I started preparing for my Erasmus exchange to Kuopio in Finland relatively early I would say, approximately three months beforehand (yes, I was very excited!). As Suomi (Finnish word for Finland) is known as the Winter Wonderland where Santa Claus lives, I knew that it was essential to equip myself with weatherproof winter clothes, ranging from snow boots to an icebreaker jacket. Besides appropriate clothing and a lot of paperwork, including insurance and a residence permit, I googled some Finnish words that would be useful in everyday life such as kiitos (thank you) and terve (hello) to at least try and communicate a little in Finnish (I tried my best to learn some basics, but it really isn’t an easy language to learn). Overall, I felt well prepared to start my adventure in this beautiful Nordic country.
The realization that I was going to leave Belgium for a while first became real when I bought my plane tickets six weeks before starting my life abroad. This was also the moment where I began to feel a bit emotional – leaving your beloved home, partner, family, and friends for a new adventure is extremely thrilling but scary at the same time, as you don’t really know what to expect. However, as from the day I arrived in Kuopio, I focused fully on my new life and welcomed all the new experiences.

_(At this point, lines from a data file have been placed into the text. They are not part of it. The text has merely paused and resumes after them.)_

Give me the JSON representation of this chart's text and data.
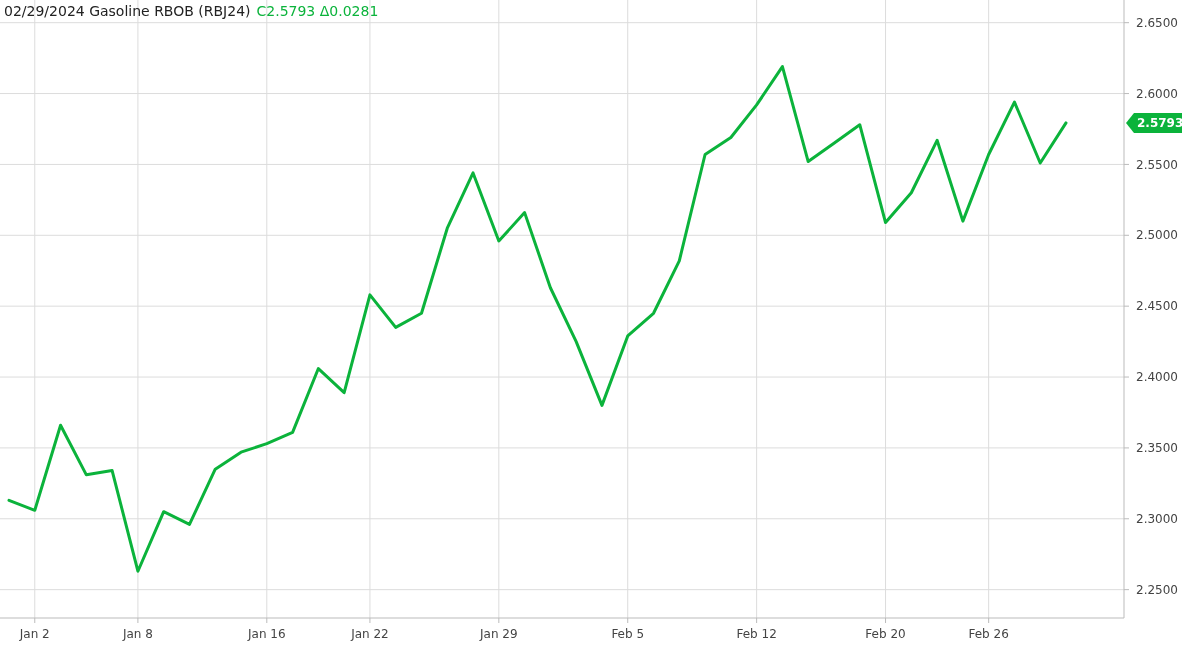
{
  "chart_data": {
    "type": "line",
    "title": "02/29/2024 Gasoline RBOB (RBJ24)",
    "subtitle": "C2.5793 Δ0.0281",
    "categories": [
      null,
      "Jan 2",
      null,
      null,
      null,
      "Jan 8",
      null,
      null,
      null,
      null,
      "Jan 16",
      null,
      null,
      null,
      "Jan 22",
      null,
      null,
      null,
      null,
      "Jan 29",
      null,
      null,
      null,
      null,
      "Feb 5",
      null,
      null,
      null,
      null,
      "Feb 12",
      null,
      null,
      null,
      null,
      "Feb 20",
      null,
      null,
      null,
      "Feb 26",
      null,
      null,
      null
    ],
    "series": [
      {
        "color": "#0bb33b",
        "values": [
          2.313,
          2.306,
          2.366,
          2.331,
          2.334,
          2.263,
          2.305,
          2.296,
          2.335,
          2.347,
          2.353,
          2.361,
          2.406,
          2.389,
          2.458,
          2.435,
          2.445,
          2.505,
          2.544,
          2.496,
          2.516,
          2.463,
          2.425,
          2.38,
          2.429,
          2.445,
          2.482,
          2.557,
          2.569,
          2.592,
          2.619,
          2.552,
          2.565,
          2.578,
          2.509,
          2.53,
          2.567,
          2.51,
          2.557,
          2.594,
          2.551,
          2.5793
        ]
      }
    ],
    "ylim": [
      2.23,
      2.666
    ],
    "yticks": [
      {
        "value": 2.25,
        "label": "2.2500"
      },
      {
        "value": 2.3,
        "label": "2.3000"
      },
      {
        "value": 2.35,
        "label": "2.3500"
      },
      {
        "value": 2.4,
        "label": "2.4000"
      },
      {
        "value": 2.45,
        "label": "2.4500"
      },
      {
        "value": 2.5,
        "label": "2.5000"
      },
      {
        "value": 2.55,
        "label": "2.5500"
      },
      {
        "value": 2.6,
        "label": "2.6000"
      },
      {
        "value": 2.65,
        "label": "2.6500"
      }
    ],
    "annotations": [
      "2.5793"
    ],
    "grid": true,
    "marker": "none",
    "line_style": "solid"
  }
}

Country of a thousand lakes, thousands of reindeer, and millions of saunas – Suomi is known for a large number of fantastic things. Did you know for example that approximately 78% of Finland is covered in forests? This is great for a real nature lover like me! In Kuopio, I live in an area with a huge lake and a lovely forest, so I can spend my free time doing long walks. In the winter, it was even possible to cross-country ski on the lake and to ice skate on the harbour, things you can only dream of doing during the Belgian winters.
“Finland has been ranked as the happiest country in the world for the fourth time in a row, and I definitely understand why this is!”
I also tried typical Finnish activities such as swimming in a frozen lake after a sauna and ice fishing, which personally helped me to train my patience and to never give up on trying. Another magical phenomenon about the winter and early springtime are the northern lights that can even be seen in Kuopio. Lucky as I am, I got the opportunity to see these spectacular lights multiple times (a dream come true!).
What also really impresses me about Suomi is its educational system, as it is ranked as the best in the world. Therefore, I’m extra grateful that my Master thesis mentor Prof. Dr. Guido De Meyer from the UAntwerp Laboratory of Physiopharmacology helped me to come here for my Master thesis. I’m doing my internship in Prof. Dr. Seppo Ylä-Herttuala’s lab at the A.I. Virtanen Institute for Molecular Sciences at the University of Eastern Finland. I have been learning a lot from the helpful and kind people in the laboratory. Also, they made me feel welcome from my very first day, which I really appreciate.
It may sound like a cliché, but my take-home messages from this exchange are that you should try to be grateful for every moment that you’re experiencing during your time abroad. Life can be stressful at times, so it’s also very important to make self-care an essential part of your life. This is something that I really learnt here in Finland and that giving yourself sufficient “me-time” results in true happiness. Embrace all the new things that are specific to your host country, and learn about the lifestyles and opinions of all the new people you’ll meet as this can positively affect your personal development. I can’t thank Suomi enough for the things I learned here and the impact it has had on my daily life!